Peraturan-peraturan ini menjadi landasan bagi partai politik dan calon legislatif dan
presiden dalam melakukan kampanye pemilu. Pengaruh dari penerbitan peraturan
tersebut yang menyebabkan banyaknya kampanye di dalam kampus.

2. Kampanye bisa dilakukan di kampus karena di kampus juga terdapat pemilih.


Dimana para pemilih tersebut berpotensi menjadi faktor penentu dan indikator
keberhasilan pemilu.

Kampanye pemilu 2024 diperbolehkan dilakukan di kampus, sebagaimana Pasal


280 UU Nomor 7 Tahun 2017 mengatur bahwa penyelenggara pemilu, peserta, dan
kelompok kampanye tidak diperbolehkan menggunakan fasilitas pemerintahan,
tempat ibadah, dan tempat pendidikan.

Sedangkan Penjelasan Pasal 280 ayat (1) huruf h UU Pemilu menyatakan, “Fasilitas
pemerintah, tempat Ibadah, dan tempat Pendidikan dapat digunakan jika peserta
pemilu hadir tanpa atribut kampanye pemilu atas undangan dari pihak penanggung
jawab fasilitas pemerintah, tempat ibadah, dan tempat pendidikan”.

3. Berkurangnya jumlah golput. Yang dimaksud dari berkurangnya jumlah golput


adalah banyaknya mahasiswa yang tidak menggunakan hak suaranya dari tahun ke
tahun, sehingga jika dilakukannya kampanye di kampus mendapatkan
kemungkinan berkurangnya jumlah golput tersebut.

Dapat dilihat melalui data tahun-tahun sebelumnya, banyaknya jumlah golput dari
tahun ke tahun. Menurut data Komisi Pemilihan Umum (KPU), tingkat golput pada
Pilpres 2004 adalah 23,30%, pada tahun 2009 sebesar 27,45%, dan pada tahun 2014
sebesar 30,42%. Dapat dilihat bahwa pada tahun 2014 presentase golput semakin
tinggi dari tahun-tahun sebelumnya.
4. Visi misi tentang pengembangan di dunia akademik yang perlu diketahui para
mahasiswa karna pengembangan dalam bidang akademik mementingkan peran
mahasiswa dengan manfaat yang dirasakan untuk mahasiswa.

kampus menjadi salah satu tempat pelaksanaan kampanye, maka dalam konsepsi
yang ideal hal tersebut dapat menciptakan suatu kondisi di mana akan terjadi
pertarungan visi, misi, program dan/atau citra diri yang dapat terukur secara
akademik.

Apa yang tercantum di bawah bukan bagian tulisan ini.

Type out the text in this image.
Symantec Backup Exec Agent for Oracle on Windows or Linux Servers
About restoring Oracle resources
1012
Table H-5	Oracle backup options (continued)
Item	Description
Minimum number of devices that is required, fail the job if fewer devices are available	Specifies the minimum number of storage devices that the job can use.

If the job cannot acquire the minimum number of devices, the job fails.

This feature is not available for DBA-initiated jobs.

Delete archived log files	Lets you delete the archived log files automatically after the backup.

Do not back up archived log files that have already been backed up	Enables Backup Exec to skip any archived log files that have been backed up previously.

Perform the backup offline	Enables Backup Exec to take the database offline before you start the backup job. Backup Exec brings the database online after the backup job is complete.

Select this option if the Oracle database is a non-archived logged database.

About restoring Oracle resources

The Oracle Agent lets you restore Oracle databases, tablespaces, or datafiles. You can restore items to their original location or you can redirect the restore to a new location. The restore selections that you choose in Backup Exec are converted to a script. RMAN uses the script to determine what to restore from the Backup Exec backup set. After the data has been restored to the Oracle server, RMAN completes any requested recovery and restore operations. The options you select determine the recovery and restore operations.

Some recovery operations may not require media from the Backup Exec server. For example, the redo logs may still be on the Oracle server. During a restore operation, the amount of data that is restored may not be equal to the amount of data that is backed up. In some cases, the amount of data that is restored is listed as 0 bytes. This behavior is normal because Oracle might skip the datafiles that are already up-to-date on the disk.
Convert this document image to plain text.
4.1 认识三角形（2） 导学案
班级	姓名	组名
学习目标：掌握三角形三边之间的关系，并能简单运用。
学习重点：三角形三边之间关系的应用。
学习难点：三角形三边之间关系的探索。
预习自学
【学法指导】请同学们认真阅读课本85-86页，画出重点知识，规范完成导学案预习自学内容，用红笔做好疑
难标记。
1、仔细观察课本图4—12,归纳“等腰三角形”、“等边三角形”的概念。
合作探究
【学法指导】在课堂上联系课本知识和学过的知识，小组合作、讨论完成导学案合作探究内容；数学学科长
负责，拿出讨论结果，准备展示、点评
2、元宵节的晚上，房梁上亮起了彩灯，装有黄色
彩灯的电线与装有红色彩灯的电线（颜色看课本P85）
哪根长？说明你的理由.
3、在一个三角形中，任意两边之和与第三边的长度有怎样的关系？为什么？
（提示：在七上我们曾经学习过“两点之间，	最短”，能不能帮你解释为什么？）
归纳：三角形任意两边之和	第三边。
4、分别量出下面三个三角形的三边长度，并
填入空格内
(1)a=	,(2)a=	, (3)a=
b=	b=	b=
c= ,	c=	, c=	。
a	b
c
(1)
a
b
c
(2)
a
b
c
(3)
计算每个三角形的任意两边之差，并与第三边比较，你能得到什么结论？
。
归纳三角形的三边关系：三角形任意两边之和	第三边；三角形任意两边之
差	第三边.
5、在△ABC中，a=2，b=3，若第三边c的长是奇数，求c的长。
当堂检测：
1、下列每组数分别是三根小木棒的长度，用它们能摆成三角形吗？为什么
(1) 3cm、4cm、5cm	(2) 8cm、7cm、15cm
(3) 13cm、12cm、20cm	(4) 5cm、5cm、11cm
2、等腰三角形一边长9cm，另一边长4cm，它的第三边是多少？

Kampus pada akhirnya juga dapat menjadi tempat untuk menguji sejauh
apa urgensi dan relevansi visi, misi, program peserta pemilu untuk membawa kita
semua kepada tujuan akhir negara Indonesia.

5. Para mahasiswa memiliki hak suara untuk memilih dan memiliki hak untuk
mengkritik janji kampanye yang di lontarkan peserta karna setiap janji yang di
lontarkan akan kembali untuk tujuan kepada mahasiswa. Janji yang di lontarkan
terhadap peserta untuk kepentingan mahasiswa akan dipertanggungjawabkan oleh
peserta dan peserta harus berpendirian teguh terhadap gagasan yang diucap kepada
mahasiswa.

6. Kampus menjadi ruang yang strategis untuk menguji gagasan peserta pemilihan
yang akan dipertentangkan dalam komunikasi dua arah secara demokratis. Gagasan
para peserta yang menjadi tanggung jawab peserta dan hak mahasiswa untuk
mengkaji dan menelusuri lebih dalam bahwa seberapa penting dan jujurnya gagasan
yang dilontarkan peserta terhadap mahasiswa.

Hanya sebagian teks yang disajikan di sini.